Sur les pulls de Béatrice et Jérôme était inscrit « Oui au RIC, je dis oui au référendum d’initiative populaire ». 135 € d’amende.
Ces deux dangereux terroristes regagnaient le métro place de l’Étoile lorsque des policiers ont réussi à les intercepter et ainsi sanctionner cette revendication ambulante. « On a même proposé d’enlever notre pull, mais ils ont refusé », précise Béatrice. En avril, ne te découvre pas d’un fil. Fin mars, non plus. Les températures sont encore assez basses, la place de l’Étoile pleine de courants d’air. Les forces de l’ordre ne pouvaient prendre le risque de voir des gilets jaunes venus de l’Orne attraper un mauvais rhume.
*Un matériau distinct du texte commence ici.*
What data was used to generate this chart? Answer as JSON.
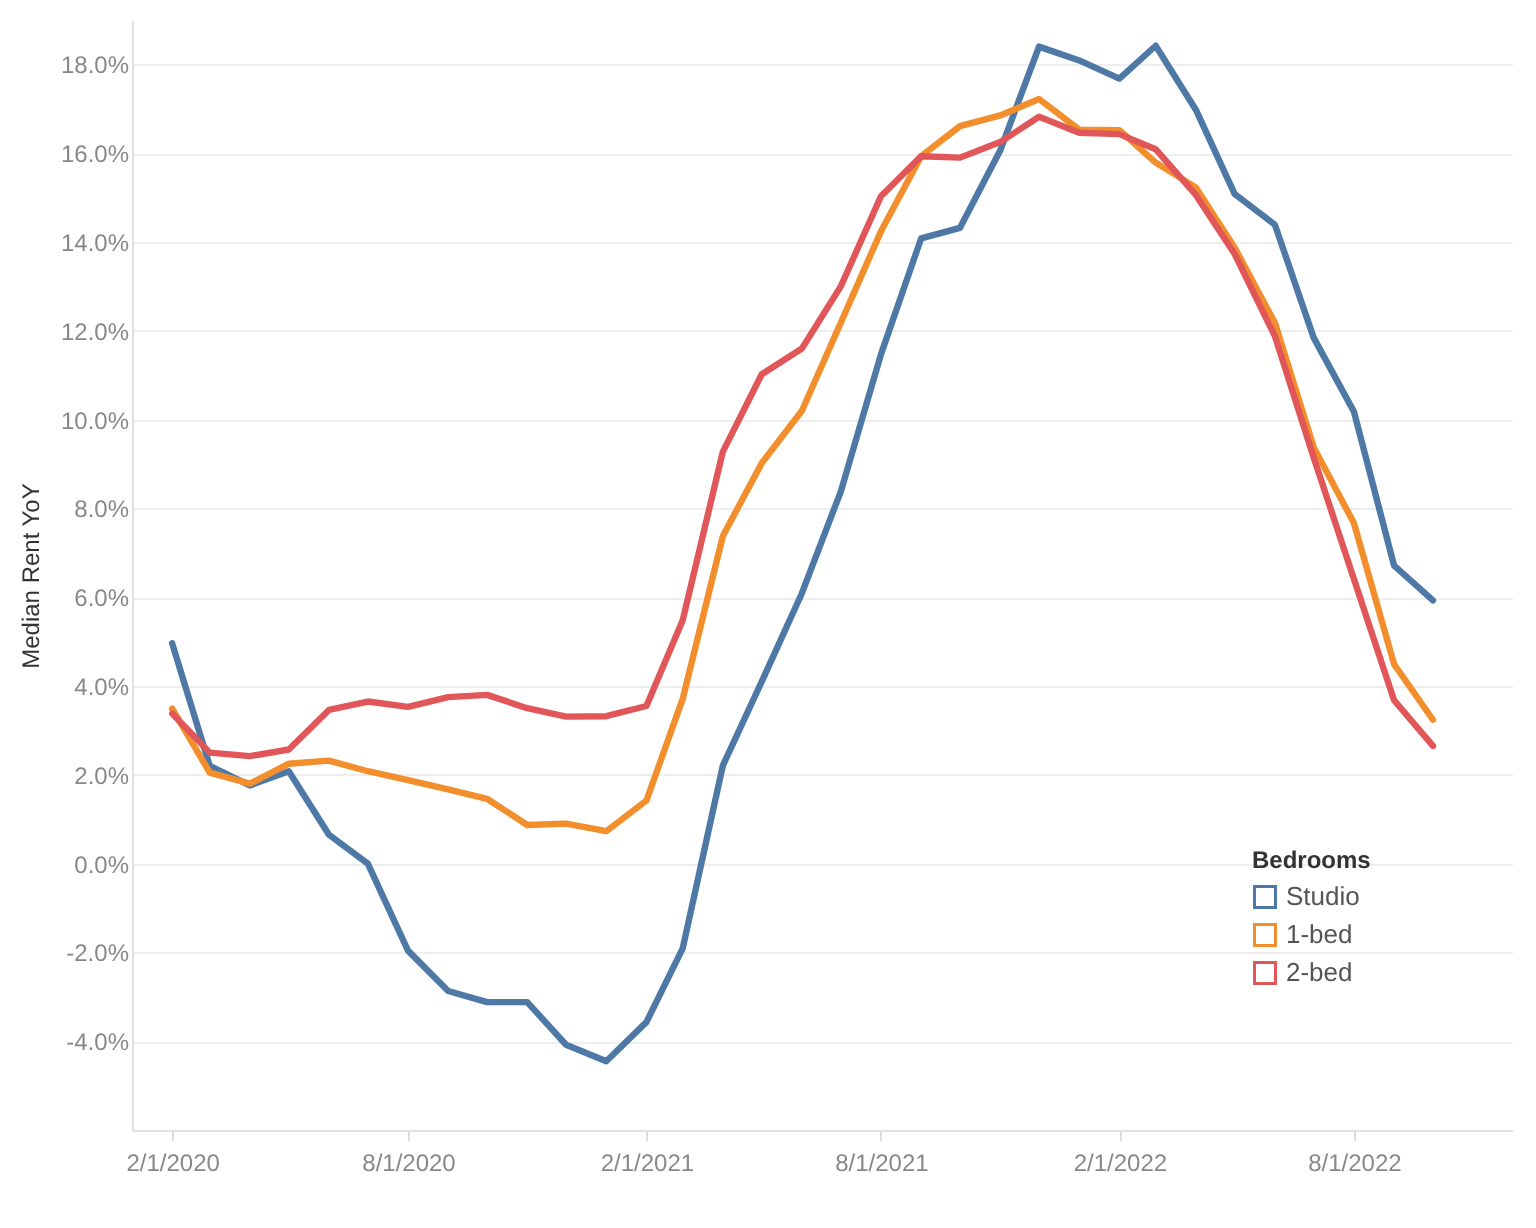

Condamnés à persister dans leur promotion du RIC, le couple s’est vu expliquer qu’il se trouvait dans une zone interdite à toute manifestation. À l’image des dizaines de personnes verbalisées lors de la Manif pour tous pour avoir porté un sweat-shirt avec le symbole de la famille, le vêtement se voit donc assimilé à une pancarte ou banderole revendicative. Dans ce cadre, que porter ? Un tee-shirt « Che Guevara » est-il un signe ostentatoire de rébellion sur la voie publique ? Un début d’émeute ? Un pantalon rouge ? Un bleu ? Un slip kangourou n’est-il pas la preuve d’un soutien sans réserve à la politique australienne ?
Lors du passage en caisse dans une supérette, la préposée chargée de comptabiliser mes achats portait un sweat-shirt sur lequel figurait le portrait de Karl Marx. Tétanisé par cet embryon de manifestation, je m’en fus signaler le cas au commissariat le plus proche. Le risque d’attentat à coup de pots de NutellaⓇ était trop grand.
Au micro de France Info, l’un des deux contrevenants de la place de l’Étoile s’insurge : On n’a plus le droit de s’exprimer, en France. » Si, on a le droit. Il suffit de porter le pull sur l’envers. De garder pour soi son message. Sur la doublure ou dans les poches.
Après inventaire de tous les accessoires vestimentaires, il apparaît que seul le voile islamique ne présente aucun risque de s’attirer les foudres policières. Bien au contraire. La djellaba aux couleurs du RIC placera, également, le manifestant hors d’atteinte des emballements répressifs. La crainte de se voir qualifié de raciste verra le CRS reculer, ouvrir peut-être les portes des boutiques de luxe. L’absence quasi totale de citoyens musulmans parmi les gilets jaunes laisse la place à une nouvelle forme de contestation. Les Black Blocs en burqua noire rivaliseraient, alors, avec les gilets jaunes déguisés en femmes voilées jusqu’aux oreilles. Un Grand Remplacement pour une fois très mal perçu par le pouvoir en place.